Example flow
A new VC analyst goes from sign-up to her first follow-up. Screenshot-by-screenshot.
Meet Maya. She's an analyst at a seed-stage fund focused on Indian defense and dual-use tech. She's tired of finding out about rounds from LinkedIn the morning after they close. A colleague sends her a ScoutFox invite.
This is what her first day looks like.
1. Sign-up and onboarding
Maya signs in with Google. Onboarding is a short conversation, not a form — ScoutFox asks what she watches, why, and who she serves.
She answers three questions: what space she covers (Indian defense + dual-use), her fund's thesis paragraph, and the funds she races to deals.
Next, ScoutFox asks how she wants to be reached. She picks Telegram and email; WhatsApp stays off for now.
A quick recap of her brief and channels, and she lands in the app.
2. Interests list and first prompt
Maya lands on her Interests list at /dashboard. The focus areas from
onboarding are already there as standing interests — none have run yet, so
the dispatch feed at /dashboard/wire is still empty.
She opens cmd+k and types her own: "early-stage Indian drone startups raising seed."
ScoutFox spins this into an interest under her brief, schedules it, and sends her back to the Interests list — the new row sits at the top.
3. First dispatch arrives
A couple of hours later she opens the Wire. It has its first card.
The card is dense. Top to bottom: a kicker (the interest), the headline (what happened), why it matters to her brief, primary sources, and the actions — Brief me, Ask scout, Save.
4. Brief me · PDF
Maya clicks Brief me. A PDF opens in a new tab — one page, no fluff, written for someone who already knows her thesis.
5. Ask scout
She wants to dig further. Ask scout opens the Notebook, scoped to this dispatch. She asks: "who else has the same founders touched before?" The scout streams an answer with citations.
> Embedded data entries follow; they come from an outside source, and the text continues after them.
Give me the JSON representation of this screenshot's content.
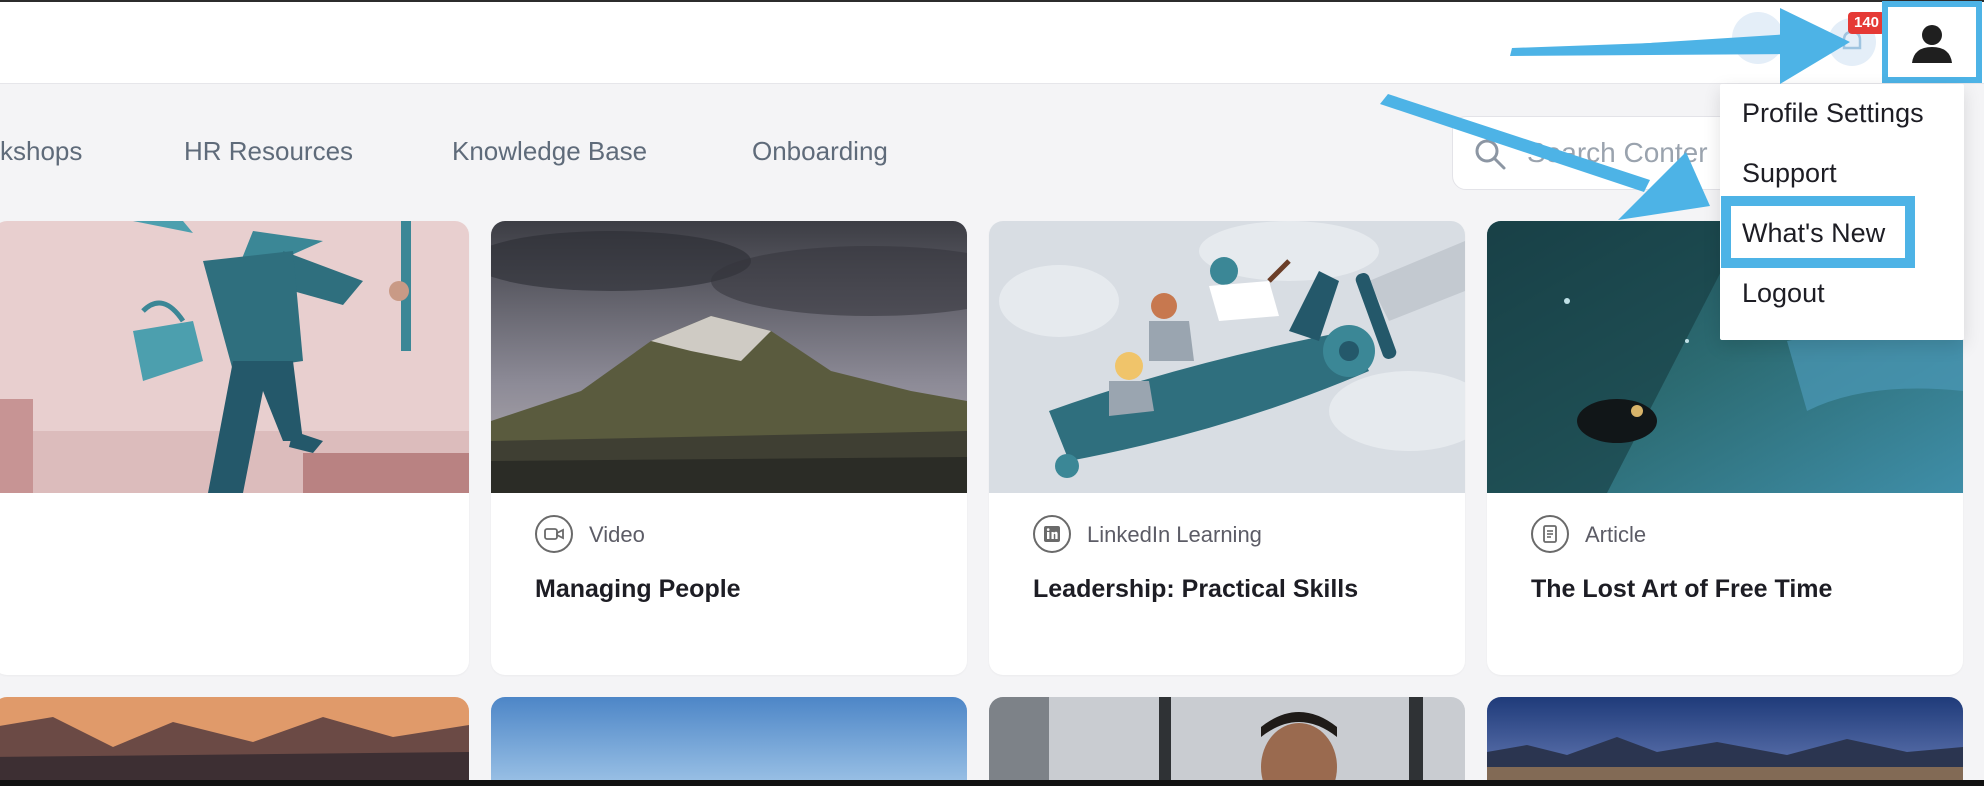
{
  "nav": {
    "items": [
      "kshops",
      "HR Resources",
      "Knowledge Base",
      "Onboarding"
    ]
  },
  "search": {
    "placeholder": "Search Conter"
  },
  "header": {
    "notification_count": "140"
  },
  "dropdown": {
    "items": [
      "Profile Settings",
      "Support",
      "What's New",
      "Logout"
    ]
  },
  "cards": [
    {
      "type": "",
      "title": ""
    },
    {
      "type": "Video",
      "title": "Managing People",
      "icon": "video-icon"
    },
    {
      "type": "LinkedIn Learning",
      "title": "Leadership: Practical Skills",
      "icon": "linkedin-icon"
    },
    {
      "type": "Article",
      "title": "The Lost Art of Free Time",
      "icon": "article-icon"
    }
  ],
  "colors": {
    "highlight": "#4db3e6",
    "badge": "#e53935",
    "teal": "#2f6f7e"
  }
}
She follows up: "any common investors across those?" The thread continues.
6. Organize with tags
Maya wants to group the defense-flavoured interests together. She opens the
drone interest, clicks Edit, and on the Basics tab adds tags
defense, india. Save.
She could have done the same in one shot from cmd+k — /tag defense india
with the interest in focus — but she likes the visual confirmation.
Back on the Interests list she flips the view toggle to By tag
(/dashboard?view=by-tag). The drone interest now appears under both
defense and india; uncovered interests fall into Untagged at the
bottom. Clicking a tag chip also filters the flat list down to that tag,
with a removable filter chip above the results.
7. Daily digest
Next morning Maya logs in. The sidebar shows a Latest Brief entry — the overnight digest edition.
She opens it and the daily digest PDF loads — last 24 hours of dispatches, grouped by interest, with a one-line "what to do" under each.
What just happened
Maya wrote a brief once. ScoutFox turned a prompt into an interest, she labelled it with tags, the scout ran against it, filed dispatches on the Wire, let her investigate in the Notebook, and rolled the day into a digest. That's the whole loop: brief → interests → dispatches → investigation → action. Every screen above is a step in that loop.